ArtWay

Quality is the first norm for art, but its final norm is love and truth, the enriching of human life, the deepening of our vision.

Christine Perrin & Ted Prescott

Ted Prescott: Small Sacrifice 


 
Wish

by Christine Perrin 

There is a sculpture I have hung on my wall—
 a steel trap with two tiny bones set in its jaw, 
for which a fox or mink had to gnaw its foreleg off.

The artist, my friend, found the death instrument 
and mounted it like a wish—for the animal in the teeth 
of mercy and instinct to break free of itself.

*****

Christine Perrin holds a B.A. in Writing Seminars from Johns Hopkins University and an M.F.A. (Master of Fine Arts) from the University of Maryland, where she concentrated in poetry. Christine has taught literature and poetry at Johns Hopkins University and Messiah College, as well as the Gordon in Orvieto program. She has also taught poetry at various K-12 schools, teaching at every level and consults with schools on literature curricula. Christine has published many poems in publications such as Image Magazine, The Sewanee Review, TriQuarterly, Christianity and Literature, The New England Review and many others.  She has twice received fellowships from the Pennsylvania Council for the Arts and from Bread Loaf Writer’s Conference.

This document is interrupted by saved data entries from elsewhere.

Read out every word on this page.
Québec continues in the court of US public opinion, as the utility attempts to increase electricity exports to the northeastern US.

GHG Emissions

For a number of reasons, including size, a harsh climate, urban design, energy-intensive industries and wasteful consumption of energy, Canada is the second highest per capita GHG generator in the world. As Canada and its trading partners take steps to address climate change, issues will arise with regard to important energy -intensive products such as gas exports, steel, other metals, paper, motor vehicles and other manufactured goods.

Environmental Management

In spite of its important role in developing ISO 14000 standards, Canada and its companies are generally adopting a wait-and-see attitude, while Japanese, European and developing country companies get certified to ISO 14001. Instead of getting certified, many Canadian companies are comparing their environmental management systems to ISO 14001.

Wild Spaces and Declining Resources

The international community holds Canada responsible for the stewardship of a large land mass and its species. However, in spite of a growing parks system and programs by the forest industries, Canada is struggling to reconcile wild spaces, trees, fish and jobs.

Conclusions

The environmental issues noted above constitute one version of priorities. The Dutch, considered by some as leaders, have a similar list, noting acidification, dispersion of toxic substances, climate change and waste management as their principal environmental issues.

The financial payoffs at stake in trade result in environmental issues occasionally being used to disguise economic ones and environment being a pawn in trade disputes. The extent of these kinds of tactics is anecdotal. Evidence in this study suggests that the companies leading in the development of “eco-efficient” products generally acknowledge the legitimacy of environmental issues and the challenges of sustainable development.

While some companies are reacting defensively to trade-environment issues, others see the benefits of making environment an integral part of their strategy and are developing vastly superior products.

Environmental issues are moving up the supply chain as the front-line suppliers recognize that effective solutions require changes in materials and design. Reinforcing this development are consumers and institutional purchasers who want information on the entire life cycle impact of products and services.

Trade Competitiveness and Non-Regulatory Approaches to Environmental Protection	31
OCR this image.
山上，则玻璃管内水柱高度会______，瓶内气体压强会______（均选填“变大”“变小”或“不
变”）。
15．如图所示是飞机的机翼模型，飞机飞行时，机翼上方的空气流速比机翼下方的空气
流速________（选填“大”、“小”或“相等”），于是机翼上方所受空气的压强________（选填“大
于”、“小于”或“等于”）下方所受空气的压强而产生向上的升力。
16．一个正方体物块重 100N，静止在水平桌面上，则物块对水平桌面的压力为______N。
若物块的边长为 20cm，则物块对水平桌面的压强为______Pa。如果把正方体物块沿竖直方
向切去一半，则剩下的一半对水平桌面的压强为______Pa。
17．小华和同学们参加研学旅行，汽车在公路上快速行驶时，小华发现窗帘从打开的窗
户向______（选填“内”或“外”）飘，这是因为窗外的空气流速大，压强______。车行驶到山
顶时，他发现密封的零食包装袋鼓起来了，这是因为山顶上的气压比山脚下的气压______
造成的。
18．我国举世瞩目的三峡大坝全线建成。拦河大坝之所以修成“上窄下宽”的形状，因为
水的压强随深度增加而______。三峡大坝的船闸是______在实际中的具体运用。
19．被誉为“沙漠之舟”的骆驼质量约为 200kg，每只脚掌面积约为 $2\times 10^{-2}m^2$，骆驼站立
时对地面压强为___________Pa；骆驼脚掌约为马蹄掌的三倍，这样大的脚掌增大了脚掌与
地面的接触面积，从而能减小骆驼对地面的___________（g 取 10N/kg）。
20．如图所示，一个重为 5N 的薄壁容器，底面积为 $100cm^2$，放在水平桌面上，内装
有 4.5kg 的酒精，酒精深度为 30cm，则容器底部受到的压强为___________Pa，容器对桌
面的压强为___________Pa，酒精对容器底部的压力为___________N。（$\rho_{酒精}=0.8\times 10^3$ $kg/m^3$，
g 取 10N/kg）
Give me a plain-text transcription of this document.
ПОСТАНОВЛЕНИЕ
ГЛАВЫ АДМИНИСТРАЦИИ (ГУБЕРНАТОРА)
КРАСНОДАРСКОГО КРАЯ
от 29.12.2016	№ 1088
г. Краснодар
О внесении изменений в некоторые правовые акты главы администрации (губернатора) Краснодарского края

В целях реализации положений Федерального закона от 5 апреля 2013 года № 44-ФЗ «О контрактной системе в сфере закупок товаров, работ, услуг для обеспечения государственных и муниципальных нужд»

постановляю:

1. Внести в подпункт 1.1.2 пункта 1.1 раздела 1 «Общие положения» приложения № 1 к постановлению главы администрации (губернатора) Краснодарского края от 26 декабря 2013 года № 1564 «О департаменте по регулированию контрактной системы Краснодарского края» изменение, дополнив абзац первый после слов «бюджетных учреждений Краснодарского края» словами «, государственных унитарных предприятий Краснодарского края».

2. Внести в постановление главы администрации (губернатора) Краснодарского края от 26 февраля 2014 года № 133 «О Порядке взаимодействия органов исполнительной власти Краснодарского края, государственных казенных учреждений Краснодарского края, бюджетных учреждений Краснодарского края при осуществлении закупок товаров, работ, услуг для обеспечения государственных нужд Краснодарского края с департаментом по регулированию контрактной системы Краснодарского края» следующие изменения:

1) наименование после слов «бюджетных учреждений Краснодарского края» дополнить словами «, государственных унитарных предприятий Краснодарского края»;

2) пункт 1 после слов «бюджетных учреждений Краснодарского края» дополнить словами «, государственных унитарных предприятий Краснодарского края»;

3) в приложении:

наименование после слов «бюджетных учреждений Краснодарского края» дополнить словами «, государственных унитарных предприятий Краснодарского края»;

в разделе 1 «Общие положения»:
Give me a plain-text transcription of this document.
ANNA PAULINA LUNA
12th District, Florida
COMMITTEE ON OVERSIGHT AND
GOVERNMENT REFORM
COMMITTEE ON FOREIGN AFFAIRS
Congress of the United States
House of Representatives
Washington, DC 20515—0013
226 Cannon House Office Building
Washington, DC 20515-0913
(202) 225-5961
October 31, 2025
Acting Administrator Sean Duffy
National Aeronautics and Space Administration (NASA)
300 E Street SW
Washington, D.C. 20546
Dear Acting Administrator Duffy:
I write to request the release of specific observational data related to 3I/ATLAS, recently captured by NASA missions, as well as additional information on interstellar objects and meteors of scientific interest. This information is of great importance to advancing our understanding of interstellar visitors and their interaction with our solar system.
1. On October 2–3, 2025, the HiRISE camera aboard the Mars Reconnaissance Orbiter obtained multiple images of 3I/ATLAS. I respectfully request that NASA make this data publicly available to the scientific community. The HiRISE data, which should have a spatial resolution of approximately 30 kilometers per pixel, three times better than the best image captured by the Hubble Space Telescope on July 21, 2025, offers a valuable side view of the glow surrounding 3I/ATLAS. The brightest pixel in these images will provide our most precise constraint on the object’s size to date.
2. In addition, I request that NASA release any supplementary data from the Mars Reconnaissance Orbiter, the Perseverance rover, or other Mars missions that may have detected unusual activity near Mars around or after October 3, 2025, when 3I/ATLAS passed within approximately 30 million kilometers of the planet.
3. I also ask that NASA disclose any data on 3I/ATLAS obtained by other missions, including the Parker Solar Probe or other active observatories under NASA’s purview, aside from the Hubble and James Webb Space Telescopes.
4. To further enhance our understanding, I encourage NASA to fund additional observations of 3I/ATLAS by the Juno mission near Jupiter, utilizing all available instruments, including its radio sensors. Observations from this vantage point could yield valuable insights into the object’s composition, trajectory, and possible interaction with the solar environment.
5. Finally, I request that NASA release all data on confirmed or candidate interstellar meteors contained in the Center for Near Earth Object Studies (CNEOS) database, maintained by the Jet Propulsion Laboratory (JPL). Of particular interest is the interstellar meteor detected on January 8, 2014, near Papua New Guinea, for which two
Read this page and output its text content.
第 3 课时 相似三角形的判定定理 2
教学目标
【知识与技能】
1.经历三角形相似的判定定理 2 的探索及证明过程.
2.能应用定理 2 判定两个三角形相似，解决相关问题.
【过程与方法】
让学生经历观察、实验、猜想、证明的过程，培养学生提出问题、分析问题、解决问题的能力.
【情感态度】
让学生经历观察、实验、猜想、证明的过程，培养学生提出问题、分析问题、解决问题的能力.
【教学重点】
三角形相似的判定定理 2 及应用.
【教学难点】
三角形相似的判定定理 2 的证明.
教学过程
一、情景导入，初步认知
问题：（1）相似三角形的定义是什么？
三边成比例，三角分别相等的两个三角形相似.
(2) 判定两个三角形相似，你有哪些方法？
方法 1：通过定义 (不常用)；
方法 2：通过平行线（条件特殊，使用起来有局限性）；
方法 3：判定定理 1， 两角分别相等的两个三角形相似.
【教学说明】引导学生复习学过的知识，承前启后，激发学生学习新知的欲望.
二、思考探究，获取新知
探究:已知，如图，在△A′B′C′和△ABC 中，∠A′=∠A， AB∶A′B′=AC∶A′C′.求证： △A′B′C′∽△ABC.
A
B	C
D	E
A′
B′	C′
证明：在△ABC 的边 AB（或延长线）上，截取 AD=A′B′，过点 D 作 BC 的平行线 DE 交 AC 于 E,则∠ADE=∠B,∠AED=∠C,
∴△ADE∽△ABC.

Theodore Prescott is a sculptor and writer who lives and works near Harrisburg PA. Prescott received a B.A. in Art from The Colorado College and an M.F.A. from the Rinehart School of Sculpture at MICA. He has exhibited in the United States and Western Europe, completed several public commissions, and has work in public and private collections. In 1980 Prescott began the art major at Messiah College in Grantham, PA. By the end of his tenure at the school the program had grown to 125 students in three majors, with 7 full time and 3 part time faculty. He chaired the art program for a decade, and was the recipient of two successive 5 year terms as a Distinguished Professor of Art. He is currently an Emeritus Professor of Art at the college.